Allogeneic Haploidentical Blood or Marrow Transplantation with Post-Transplant Cyclophosphamide in Chronic Lymphocytic Leukemia
Paul, S., Tsai, H. L., Lowery, P., Fuchs, E. J., Luznik, L., Bolanos-Meade, J., Swinnen, L. J., Shanbhag, S., Wagner-Johnston, N., Varadhan, R., et al
Biology of blood and marrow transplantation : journal of the American Society for Blood and Marrow Transplantation. 2019
Abstract
Allogeneic blood or marrow transplantation (alloBMT) remains the only treatment for chronic lymphocytic leukemia (CLL) with curative potential. While post-transplant cyclophosphamide (PTCy) reduces alloBMT toxicity by decreasing graft-versus-host disease (GVHD), its effect on CLL alloBMT outcomes is unknown.

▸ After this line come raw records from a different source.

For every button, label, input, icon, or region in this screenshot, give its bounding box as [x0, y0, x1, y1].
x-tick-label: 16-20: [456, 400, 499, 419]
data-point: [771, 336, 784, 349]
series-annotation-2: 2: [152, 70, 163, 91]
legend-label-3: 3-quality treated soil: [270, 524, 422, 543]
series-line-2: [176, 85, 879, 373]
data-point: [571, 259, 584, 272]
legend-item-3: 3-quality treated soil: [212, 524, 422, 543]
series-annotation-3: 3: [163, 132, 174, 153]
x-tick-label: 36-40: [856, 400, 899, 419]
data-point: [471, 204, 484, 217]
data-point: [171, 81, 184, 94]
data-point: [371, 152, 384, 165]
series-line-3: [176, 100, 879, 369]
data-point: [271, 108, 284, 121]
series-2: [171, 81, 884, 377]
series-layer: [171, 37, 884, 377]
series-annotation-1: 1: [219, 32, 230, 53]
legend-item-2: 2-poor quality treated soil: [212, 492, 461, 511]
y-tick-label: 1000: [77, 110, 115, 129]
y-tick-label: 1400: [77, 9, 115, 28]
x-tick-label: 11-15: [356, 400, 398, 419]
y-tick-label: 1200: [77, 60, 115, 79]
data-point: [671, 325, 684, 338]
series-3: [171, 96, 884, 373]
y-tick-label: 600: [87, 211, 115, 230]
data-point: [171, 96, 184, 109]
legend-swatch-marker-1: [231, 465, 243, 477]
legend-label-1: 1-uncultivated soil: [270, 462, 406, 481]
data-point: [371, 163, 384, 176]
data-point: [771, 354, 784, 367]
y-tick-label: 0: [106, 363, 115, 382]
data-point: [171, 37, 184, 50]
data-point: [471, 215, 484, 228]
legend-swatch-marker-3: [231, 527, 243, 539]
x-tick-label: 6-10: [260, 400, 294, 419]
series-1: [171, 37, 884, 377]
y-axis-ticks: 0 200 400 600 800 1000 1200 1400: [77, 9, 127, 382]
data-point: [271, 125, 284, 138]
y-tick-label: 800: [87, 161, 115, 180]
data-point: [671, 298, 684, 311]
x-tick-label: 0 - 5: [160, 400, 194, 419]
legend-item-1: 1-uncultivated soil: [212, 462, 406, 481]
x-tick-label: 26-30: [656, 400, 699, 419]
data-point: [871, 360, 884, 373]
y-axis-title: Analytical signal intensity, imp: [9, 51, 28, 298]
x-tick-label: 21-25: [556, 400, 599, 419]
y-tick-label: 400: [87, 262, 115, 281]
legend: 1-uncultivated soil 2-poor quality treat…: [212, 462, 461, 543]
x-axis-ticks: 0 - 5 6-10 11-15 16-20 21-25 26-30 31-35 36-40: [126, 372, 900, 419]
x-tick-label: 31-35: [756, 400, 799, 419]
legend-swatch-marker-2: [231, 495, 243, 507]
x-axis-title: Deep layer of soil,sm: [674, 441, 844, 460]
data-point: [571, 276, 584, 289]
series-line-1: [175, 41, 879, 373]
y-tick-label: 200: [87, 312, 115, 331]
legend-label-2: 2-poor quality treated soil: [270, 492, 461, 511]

We studied 64 consecutive CLL patients undergoing non-myeloablative (NMA) haploidentical alloBMT at Johns Hopkins Sidney Kimmel Comprehensive Cancer Center. The 4-year overall survival (OS) was 52% (95% confidence interval [CI]: 40-68%) and progression free survival (PFS) was 37% (95% CI: 26-54%) for all 64 patients undergoing alloBMT. In total, 6 patients suffered from engraftment failure. PTCy prophylaxis was associated with a modest cumulative GVHD incidence: 27% (95% CI: 15-38%) 1-year grade II-IV acute GVHD, and 17% (95% CI: 7-26%) 2-year chronic GVHD. We demonstrate NMA haploidentical alloBMT with PTCy is a safe and effective treatment option.